生きる選択2
成田さんのケアが始まった。食事は水分制限がある為、本人がそばを頼んでも汁はすべて捨てる。汁なしそばになるのだ。
そこまで徹底管理をしている。もちろん本人は激怒する為、きつい言葉を言われることもある。それでも、何度もくじけず同じことを繰り返す。そんな日々が続いた。
成田さんはいつもラジオを聞いていた。目がほとんど見えない成田さんは、ずっとラジオが心のよりどころだった。にぎやかしくしていた方がいいそうで。

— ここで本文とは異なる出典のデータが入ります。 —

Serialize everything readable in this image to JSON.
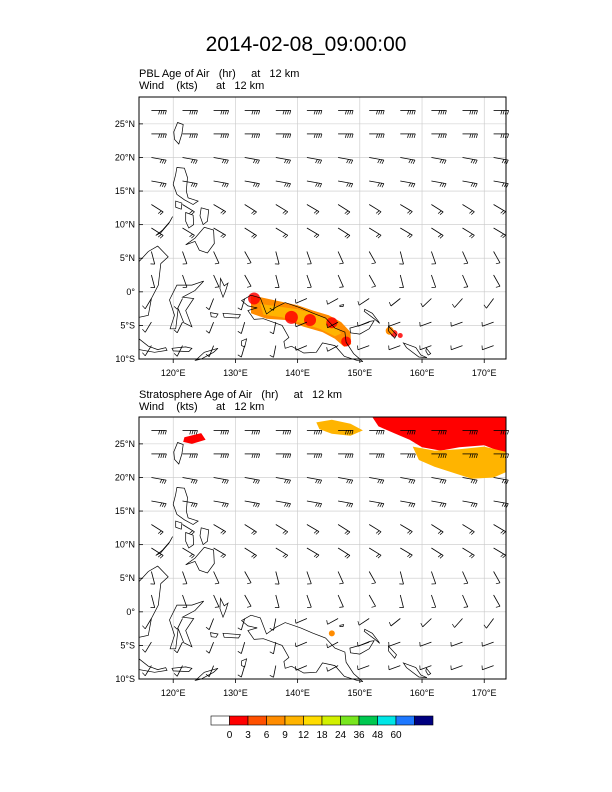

我々が関与してから、血糖値が落ち着いてきた。水分量も適正に守れてき始めていたので、内科医からも褒められるレベルでの改善が見られていた。
このまま…そうこのまま行けると思っていた。しかし…
ある日を境に、血糖値が上昇。水分量も基準値を超えて、透析時間も長くなる。内科医からも何があったの?と言われるレベルだった。
真っ先に、我々ヘルパーが何かをしたんじゃないかと疑われた。だが、誰一人として、本人の言う事を聞いた者はいなかった。
おかしい…何かが…。するとあるヘルパーの報告から事態は一変する。
「ご本人透析バックから、お弁当とお菓子が出てきました。」
食事はこちらで管理している…。なぜ弁当が。しかもお菓子も。
なんと透析病院のドライバーに買い物へ行かせていたのである。
何でそんなことになったのか…
このままだと、体の負担が多きすぎる
なんとかせねば…。」
こうして私は成田さんと対峙したのだった。